May 2022 - Replace Splash with Playwright
New Features
Playwright
The captures are now made via Playwright instead of Splash. It is a major improvement as Playwright uses actual up-to-date browsers, in headless mode (instead of qt-webkit from ~2016). You can read more about the research that lead to this change in the discussion.
The main other advantages of using playwright are the following:
- Easier to install: it doesn't requires Docker in order to use Splash
- Much better control of what happen in the browser while capturing: Playwright makes it extremely simple to instrument everything in the browsers. The capturing module already tries to solve reCaptcha if it detects it on the page.
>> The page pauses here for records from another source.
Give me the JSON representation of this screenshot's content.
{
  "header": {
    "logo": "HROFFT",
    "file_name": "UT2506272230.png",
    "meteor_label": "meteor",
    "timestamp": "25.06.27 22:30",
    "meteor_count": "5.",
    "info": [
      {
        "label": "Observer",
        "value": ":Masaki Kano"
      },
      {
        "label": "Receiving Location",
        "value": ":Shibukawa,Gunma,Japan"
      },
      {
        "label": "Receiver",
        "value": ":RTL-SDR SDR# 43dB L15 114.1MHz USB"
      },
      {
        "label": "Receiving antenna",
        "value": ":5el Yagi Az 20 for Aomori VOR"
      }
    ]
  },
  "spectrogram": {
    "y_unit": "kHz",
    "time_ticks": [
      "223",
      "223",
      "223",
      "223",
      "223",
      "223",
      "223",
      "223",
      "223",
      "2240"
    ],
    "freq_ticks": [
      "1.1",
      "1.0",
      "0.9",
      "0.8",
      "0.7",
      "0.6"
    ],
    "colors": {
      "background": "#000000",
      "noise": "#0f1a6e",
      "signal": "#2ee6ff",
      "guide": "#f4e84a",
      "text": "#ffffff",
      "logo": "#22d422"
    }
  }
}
The capture is made by a standalone python module that you can use in your own tools if you wish to.
De-duplication
If the exact same capture is triggered multiple times within 5 min, it is skipped and the requestor is redirected to the capture done before.
Fixes
- Avoid discarding a capture on network error: when a redirect is broken down the line, we keep the chain up to that point
- Issue when the MISP was submitted as un-published
- [Docker] Properly handle archiving
- [Docker] Init SRI hashes
Changes
- Improve subsequent capture template on long URLs
- Improve view of the capture page on small-ish screens
- General maintenance and code cleanup
- Improvement in the tree generation on edge cases
- Bump JS/CSS libraries
- Update bundled-in User-Agent file
- Use pydeep2, comes with a bundled-in libfuzzy, easier to install.